From "Homo Deus: a brief history of the future" to "Sapiens, the birth of humanity" passing through "21 lessons for the XNUMXst Century“. There are three titles of as many bestsellers in which Yuval Harari, a world-famous social philosopher, masterfully does what I humbly try to do every day in small steps: to tell the wonder and risks of the future. And stimulate to create it, not to suffer it.
Today Yuval Harari has a very harsh warning for us, which goes along with what the former Google executive Mo Gawdat he did in early October. The substance of this warning? We need to start regulating AI, or big companies will be able to “hack” humans.
Hacking humans
Harari, like Gawdat, believes that the rapid growth of artificial intelligence could lead to a population of “hacked humans,” according to a report broadcast on US network CBS's “60 Minutes.” To address this problem, he calls on world leaders to start regulating artificial intelligence and data collection efforts by large companies.
Hacking a human being means knowing that person better than knowing himself. And based on that, manipulate yourself more and more.
Yuval Harari during the show “60 minutes”
Also for Yuval Harari the knot is always the same: the data
“Netflix tells us what to watch and Amazon tells us what to buy,” Yuval Harari says in the program. “Eventually within 10, 20, 30 years the algorithms could also tell you what to study in college, where to work, who to marry. Even who to vote for." At that point you won't even be able to talk about "hacking" a human being. It will be like remote control.

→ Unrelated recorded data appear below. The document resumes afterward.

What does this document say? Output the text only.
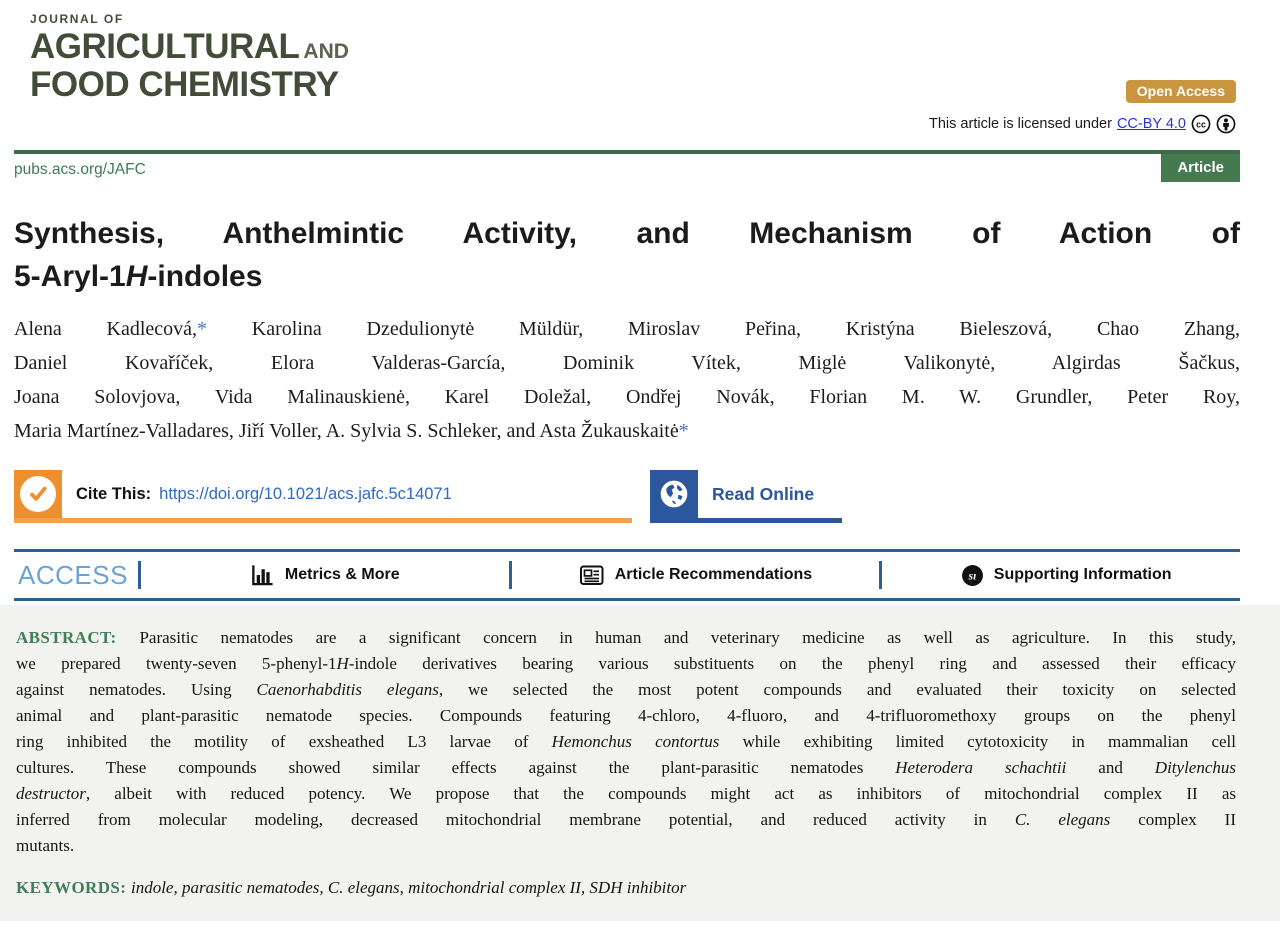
JOURNAL OF
AGRICULTURAL AND
FOOD CHEMISTRY	Open Access
This article is licensed under CC-BY 4.0 cc
pubs.acs.org/JAFC	Article
Synthesis, Anthelmintic Activity, and Mechanism of Action of
5-Aryl-1H-indoles
Alena Kadlecová,* Karolina Dzedulionytė Müldür, Miroslav Peřina, Kristýna Bieleszová, Chao Zhang,
Daniel Kovaříček, Elora Valderas-García, Dominik Vítek, Miglė Valikonytė, Algirdas Šačkus,
Joana Solovjova, Vida Malinauskienė, Karel Doležal, Ondřej Novák, Florian M. W. Grundler, Peter Roy,
Maria Martínez-Valladares, Jiří Voller, A. Sylvia S. Schleker, and Asta Žukauskaitė*
Cite This: https://doi.org/10.1021/acs.jafc.5c14071	Read Online
ACCESS	Metrics & More	Article Recommendations	sı Supporting Information
ABSTRACT: Parasitic nematodes are a significant concern in human and veterinary medicine as well as agriculture. In this study,
we prepared twenty-seven 5-phenyl-1H-indole derivatives bearing various substituents on the phenyl ring and assessed their efficacy
against nematodes. Using Caenorhabditis elegans, we selected the most potent compounds and evaluated their toxicity on selected
animal and plant-parasitic nematode species. Compounds featuring 4-chloro, 4-fluoro, and 4-trifluoromethoxy groups on the phenyl
ring inhibited the motility of exsheathed L3 larvae of Hemonchus contortus while exhibiting limited cytotoxicity in mammalian cell
cultures. These compounds showed similar effects against the plant-parasitic nematodes Heterodera schachtii and Ditylenchus
destructor, albeit with reduced potency. We propose that the compounds might act as inhibitors of mitochondrial complex II as
inferred from molecular modeling, decreased mitochondrial membrane potential, and reduced activity in C. elegans complex II
mutants.
KEYWORDS: indole, parasitic nematodes, C. elegans, mitochondrial complex II, SDH inhibitor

Harari urged nations to take the threat of powerful artificial intelligence seriously, suggesting that clear and strict stakes be in place to ensure that data is not used to manipulate the public. And to prevent this from happening, everyone's effort is needed.

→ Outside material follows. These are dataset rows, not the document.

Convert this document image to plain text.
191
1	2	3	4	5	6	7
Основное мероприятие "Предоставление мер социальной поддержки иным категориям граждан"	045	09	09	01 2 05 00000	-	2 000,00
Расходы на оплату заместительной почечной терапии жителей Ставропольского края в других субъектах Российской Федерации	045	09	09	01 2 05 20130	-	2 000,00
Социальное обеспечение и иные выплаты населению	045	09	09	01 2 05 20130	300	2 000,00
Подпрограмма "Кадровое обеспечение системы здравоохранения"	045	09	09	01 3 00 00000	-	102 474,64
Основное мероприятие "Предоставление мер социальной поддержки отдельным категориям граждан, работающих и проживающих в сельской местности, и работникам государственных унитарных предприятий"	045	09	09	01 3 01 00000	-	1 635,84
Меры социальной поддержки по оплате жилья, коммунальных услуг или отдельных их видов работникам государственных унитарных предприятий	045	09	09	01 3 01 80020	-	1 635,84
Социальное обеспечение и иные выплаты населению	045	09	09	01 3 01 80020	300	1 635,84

“Certainly, we are now at the point where we need global cooperation. You cannot regulate the explosive power of artificial intelligence at the national level,” said Yuval Harari. He added that data should never be concentrated in one place. And he said it with a lapidary phrase: “This is the recipe for a dictatorship”.
Chilling but plausible prospect, especially now that some tech companies they try to convince users to somehow reject physical reality and embrace a virtual one of their own creation.
If you want to check out the interview, I link it here.